Observarlos resultaba difícil, pues el remolino en que se convertía su mano parecía imparable, de tanto en tanto uno de los puntos detenía su estrepitoso andar para tomar aire, para ubicarse, buscar algo o sabe para qué, pero cuando lo hacía, ese efímero instante convertía al nebuloso espectro en un cuerpo ligeramente alargado y sostenido por seis patas delgadísimas, un par más grande que el otro empezando de delante, a ese extremo le coronaban dos antenas casi tan crecidas como los seres mismos. A través de su mente y pasado, La Catrina Trina recorrió todo el mundo tratando de identificar lo que tenía enfrente; ante sus ojos apareció bajo una lluvia de sol la pirámide de Giza, moradora antigua del desierto fértil; la muralla china serpenteando entre frondosas colinas, como un dragón que siempre mira; y cayendo eternamente y cada día, la torre de pisa, que su agonía no olvida. Pero fue aquí, cuando vio el azul volcán del que se viste al mago de mil fuegos, que a su lengua como una trucha aleteando llegó la palabra que buscaba.
-¡Esquilines! – dijo en voz alta mientras meneaba el dedo índice de la mano izquierda. Se puso contenta, hacia tiempo que no se los topaba y tenerlos en las manos le hizo apreciar la identidad olvidada de esta tierra.

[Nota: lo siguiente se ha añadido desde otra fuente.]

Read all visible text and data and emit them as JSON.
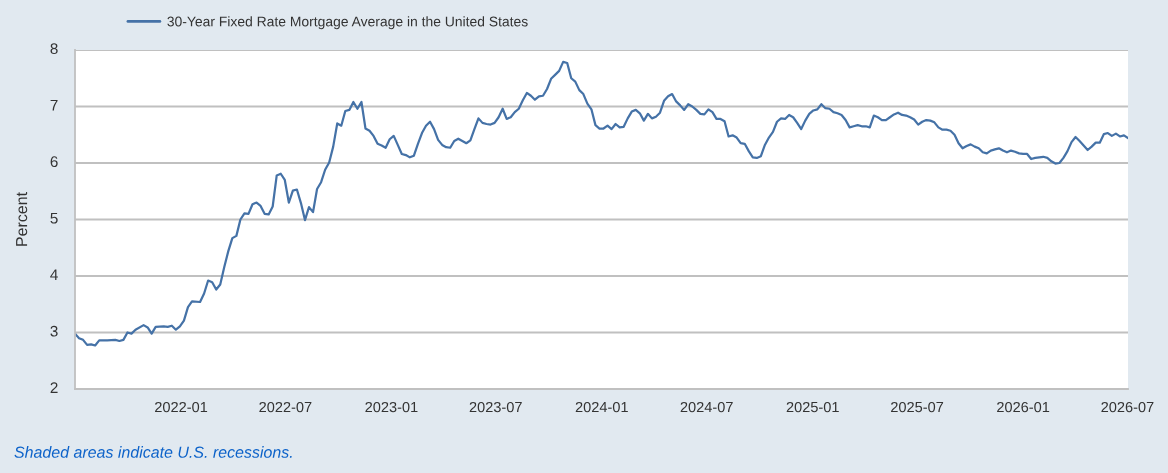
{
  "chart_data": {
    "type": "line",
    "ylabel": "Percent",
    "x": [
      "2021-07-01",
      "2021-07-08",
      "2021-07-15",
      "2021-07-22",
      "2021-07-29",
      "2021-08-05",
      "2021-08-12",
      "2021-08-26",
      "2021-09-09",
      "2021-09-16",
      "2021-09-23",
      "2021-09-30",
      "2021-10-07",
      "2021-10-14",
      "2021-10-28",
      "2021-11-04",
      "2021-11-11",
      "2021-11-18",
      "2021-12-02",
      "2021-12-09",
      "2021-12-16",
      "2021-12-23",
      "2021-12-30",
      "2022-01-06",
      "2022-01-13",
      "2022-01-20",
      "2022-02-03",
      "2022-02-10",
      "2022-02-17",
      "2022-02-24",
      "2022-03-03",
      "2022-03-10",
      "2022-03-17",
      "2022-03-24",
      "2022-03-31",
      "2022-04-07",
      "2022-04-14",
      "2022-04-21",
      "2022-04-28",
      "2022-05-05",
      "2022-05-12",
      "2022-05-19",
      "2022-05-26",
      "2022-06-02",
      "2022-06-09",
      "2022-06-16",
      "2022-06-23",
      "2022-06-30",
      "2022-07-07",
      "2022-07-14",
      "2022-07-21",
      "2022-07-28",
      "2022-08-04",
      "2022-08-11",
      "2022-08-18",
      "2022-08-25",
      "2022-09-01",
      "2022-09-08",
      "2022-09-15",
      "2022-09-22",
      "2022-09-29",
      "2022-10-06",
      "2022-10-13",
      "2022-10-20",
      "2022-10-27",
      "2022-11-03",
      "2022-11-10",
      "2022-11-17",
      "2022-11-24",
      "2022-12-01",
      "2022-12-08",
      "2022-12-15",
      "2022-12-22",
      "2022-12-29",
      "2023-01-05",
      "2023-01-12",
      "2023-01-19",
      "2023-01-26",
      "2023-02-02",
      "2023-02-09",
      "2023-02-16",
      "2023-02-23",
      "2023-03-02",
      "2023-03-09",
      "2023-03-16",
      "2023-03-23",
      "2023-03-30",
      "2023-04-06",
      "2023-04-13",
      "2023-04-20",
      "2023-04-27",
      "2023-05-04",
      "2023-05-11",
      "2023-05-18",
      "2023-05-25",
      "2023-06-01",
      "2023-06-08",
      "2023-06-15",
      "2023-06-22",
      "2023-06-29",
      "2023-07-06",
      "2023-07-13",
      "2023-07-20",
      "2023-07-27",
      "2023-08-03",
      "2023-08-10",
      "2023-08-17",
      "2023-08-24",
      "2023-08-31",
      "2023-09-07",
      "2023-09-14",
      "2023-09-21",
      "2023-09-28",
      "2023-10-05",
      "2023-10-12",
      "2023-10-19",
      "2023-10-26",
      "2023-11-02",
      "2023-11-09",
      "2023-11-16",
      "2023-11-23",
      "2023-11-30",
      "2023-12-07",
      "2023-12-14",
      "2023-12-21",
      "2023-12-28",
      "2024-01-04",
      "2024-01-11",
      "2024-01-18",
      "2024-01-25",
      "2024-02-01",
      "2024-02-08",
      "2024-02-15",
      "2024-02-22",
      "2024-02-29",
      "2024-03-07",
      "2024-03-14",
      "2024-03-21",
      "2024-03-28",
      "2024-04-04",
      "2024-04-11",
      "2024-04-18",
      "2024-04-25",
      "2024-05-02",
      "2024-05-09",
      "2024-05-16",
      "2024-05-23",
      "2024-05-30",
      "2024-06-06",
      "2024-06-13",
      "2024-06-20",
      "2024-06-27",
      "2024-07-04",
      "2024-07-11",
      "2024-07-18",
      "2024-07-25",
      "2024-08-01",
      "2024-08-08",
      "2024-08-15",
      "2024-08-22",
      "2024-08-29",
      "2024-09-05",
      "2024-09-12",
      "2024-09-19",
      "2024-09-26",
      "2024-10-03",
      "2024-10-10",
      "2024-10-17",
      "2024-10-24",
      "2024-10-31",
      "2024-11-07",
      "2024-11-14",
      "2024-11-21",
      "2024-11-28",
      "2024-12-05",
      "2024-12-12",
      "2024-12-19",
      "2024-12-26",
      "2025-01-02",
      "2025-01-09",
      "2025-01-16",
      "2025-01-23",
      "2025-01-30",
      "2025-02-06",
      "2025-02-13",
      "2025-02-20",
      "2025-02-27",
      "2025-03-06",
      "2025-03-13",
      "2025-03-20",
      "2025-03-27",
      "2025-04-03",
      "2025-04-10",
      "2025-04-17",
      "2025-04-24",
      "2025-05-01",
      "2025-05-08",
      "2025-05-15",
      "2025-05-22",
      "2025-05-29",
      "2025-06-05",
      "2025-06-12",
      "2025-06-19",
      "2025-06-26",
      "2025-07-03",
      "2025-07-10",
      "2025-07-17",
      "2025-07-24",
      "2025-07-31",
      "2025-08-07",
      "2025-08-14",
      "2025-08-21",
      "2025-08-28",
      "2025-09-04",
      "2025-09-11",
      "2025-09-18",
      "2025-09-25",
      "2025-10-02",
      "2025-10-09",
      "2025-10-16",
      "2025-10-23",
      "2025-10-30",
      "2025-11-06",
      "2025-11-13",
      "2025-11-20",
      "2025-11-27",
      "2025-12-04",
      "2025-12-11",
      "2025-12-18",
      "2025-12-25",
      "2026-01-01",
      "2026-01-08",
      "2026-01-15",
      "2026-01-22",
      "2026-01-29",
      "2026-02-05",
      "2026-02-12",
      "2026-02-19",
      "2026-02-26",
      "2026-03-05",
      "2026-03-12",
      "2026-03-19",
      "2026-03-26",
      "2026-04-02",
      "2026-04-09",
      "2026-04-16",
      "2026-04-23",
      "2026-04-30",
      "2026-05-07",
      "2026-05-14",
      "2026-05-21",
      "2026-05-28",
      "2026-06-04",
      "2026-06-11",
      "2026-06-18",
      "2026-06-25",
      "2026-07-02"
    ],
    "series": [
      {
        "name": "30-Year Fixed Rate Mortgage Average in the United States",
        "color": "#4572a7",
        "values": [
          2.98,
          2.9,
          2.87,
          2.78,
          2.79,
          2.77,
          2.86,
          2.86,
          2.87,
          2.85,
          2.87,
          3.0,
          2.98,
          3.05,
          3.13,
          3.09,
          2.98,
          3.1,
          3.11,
          3.1,
          3.12,
          3.05,
          3.11,
          3.21,
          3.45,
          3.55,
          3.54,
          3.69,
          3.92,
          3.89,
          3.76,
          3.85,
          4.16,
          4.44,
          4.67,
          4.71,
          5.0,
          5.11,
          5.1,
          5.27,
          5.3,
          5.24,
          5.1,
          5.09,
          5.23,
          5.78,
          5.81,
          5.7,
          5.3,
          5.51,
          5.53,
          5.29,
          4.99,
          5.22,
          5.13,
          5.54,
          5.66,
          5.88,
          6.01,
          6.29,
          6.7,
          6.66,
          6.92,
          6.94,
          7.08,
          6.96,
          7.08,
          6.61,
          6.57,
          6.48,
          6.34,
          6.31,
          6.27,
          6.42,
          6.48,
          6.32,
          6.16,
          6.14,
          6.1,
          6.13,
          6.34,
          6.53,
          6.66,
          6.73,
          6.6,
          6.41,
          6.32,
          6.28,
          6.27,
          6.39,
          6.43,
          6.39,
          6.35,
          6.4,
          6.6,
          6.79,
          6.71,
          6.69,
          6.68,
          6.71,
          6.81,
          6.96,
          6.78,
          6.81,
          6.9,
          6.96,
          7.11,
          7.24,
          7.19,
          7.12,
          7.18,
          7.19,
          7.31,
          7.49,
          7.56,
          7.63,
          7.79,
          7.77,
          7.5,
          7.44,
          7.29,
          7.22,
          7.05,
          6.95,
          6.67,
          6.61,
          6.61,
          6.66,
          6.6,
          6.69,
          6.63,
          6.64,
          6.79,
          6.91,
          6.94,
          6.88,
          6.75,
          6.87,
          6.79,
          6.82,
          6.89,
          7.1,
          7.18,
          7.22,
          7.09,
          7.02,
          6.94,
          7.04,
          7.0,
          6.94,
          6.87,
          6.86,
          6.95,
          6.9,
          6.78,
          6.78,
          6.74,
          6.47,
          6.49,
          6.45,
          6.35,
          6.34,
          6.21,
          6.1,
          6.09,
          6.12,
          6.32,
          6.45,
          6.55,
          6.73,
          6.79,
          6.78,
          6.85,
          6.81,
          6.71,
          6.6,
          6.75,
          6.87,
          6.93,
          6.95,
          7.04,
          6.97,
          6.96,
          6.9,
          6.88,
          6.85,
          6.76,
          6.63,
          6.65,
          6.67,
          6.65,
          6.65,
          6.63,
          6.84,
          6.81,
          6.76,
          6.76,
          6.81,
          6.86,
          6.89,
          6.85,
          6.84,
          6.81,
          6.77,
          6.68,
          6.73,
          6.76,
          6.75,
          6.72,
          6.63,
          6.59,
          6.59,
          6.57,
          6.5,
          6.35,
          6.26,
          6.3,
          6.33,
          6.29,
          6.26,
          6.19,
          6.17,
          6.22,
          6.24,
          6.26,
          6.22,
          6.19,
          6.22,
          6.2,
          6.17,
          6.16,
          6.16,
          6.07,
          6.09,
          6.1,
          6.11,
          6.09,
          6.03,
          5.99,
          6.0,
          6.09,
          6.21,
          6.37,
          6.46,
          6.39,
          6.31,
          6.23,
          6.29,
          6.36,
          6.36,
          6.51,
          6.53,
          6.48,
          6.52,
          6.47,
          6.49,
          6.44
        ]
      }
    ],
    "xlim": [
      "2021-07-01",
      "2026-07-02"
    ],
    "xticks": [
      "2022-01",
      "2022-07",
      "2023-01",
      "2023-07",
      "2024-01",
      "2024-07",
      "2025-01",
      "2025-07",
      "2026-01",
      "2026-07"
    ],
    "ylim": [
      2,
      8
    ],
    "yticks": [
      2,
      3,
      4,
      5,
      6,
      7,
      8
    ],
    "grid": "y",
    "legend": "top left",
    "annotations": [
      "Shaded areas indicate U.S. recessions."
    ]
  }
}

Cerró los ojos y temblando con la cabeza al cielo, sintió como por todo su macilento cuerpo rozaban las caricias de las almas que aún sin carne y hueso, habitan este casi desmemoriado pueblo.
Los esquilines, aparentemente siempre ajenos a la presencia de Trina seguían el juego, caminar, parar, buscar, huir. Con sorpresa y aparente recelo, uno de los seres pequeñitos, el segundo, atrapó al primero y aunque no muy claro, la catrina veía como el bandido estrujaba fuertemente el que huía, lo mordía, lo pateaba y maldecía, sorprendida nuestra amiga se limitó a ser sólo una espectadora de aquel evento. Menos de un minuto fue suficiente para que se separaran, el primer esquilín yacía inerte sobre la palma de la catrina, mientras el segundo, daba pasos cortos, miraba hacía abajo, a un lado y al otro, como queriendo abandonar la evidencia de su crimen. Pasmada, La Catrina Trina dejó los dos cuerpos sobre el pretil, uno vivo y otro muerto. – Muerto- pronunció intrigada. Ella conoce a los humanos muertos, conoce a los humanos vivos, vive entre ambos, pero, ¿y un esquilín?, ¿dónde queda un esquilín? Trataba de hallarlo en el suelo, en el aire, en el techo o donde fuera pero en algún lado habría de estar pensaba ella. Se dio cuenta de que no era así, no quedaba más que un cadáver mutilado. Caminó despacio y cabizbaja de regreso a su cama y por primera vez, en su incalculable existencia siendo hermana de la vida y muerte, reflexionó a cerca de lo que para cada uno de nosotros significa “morir”.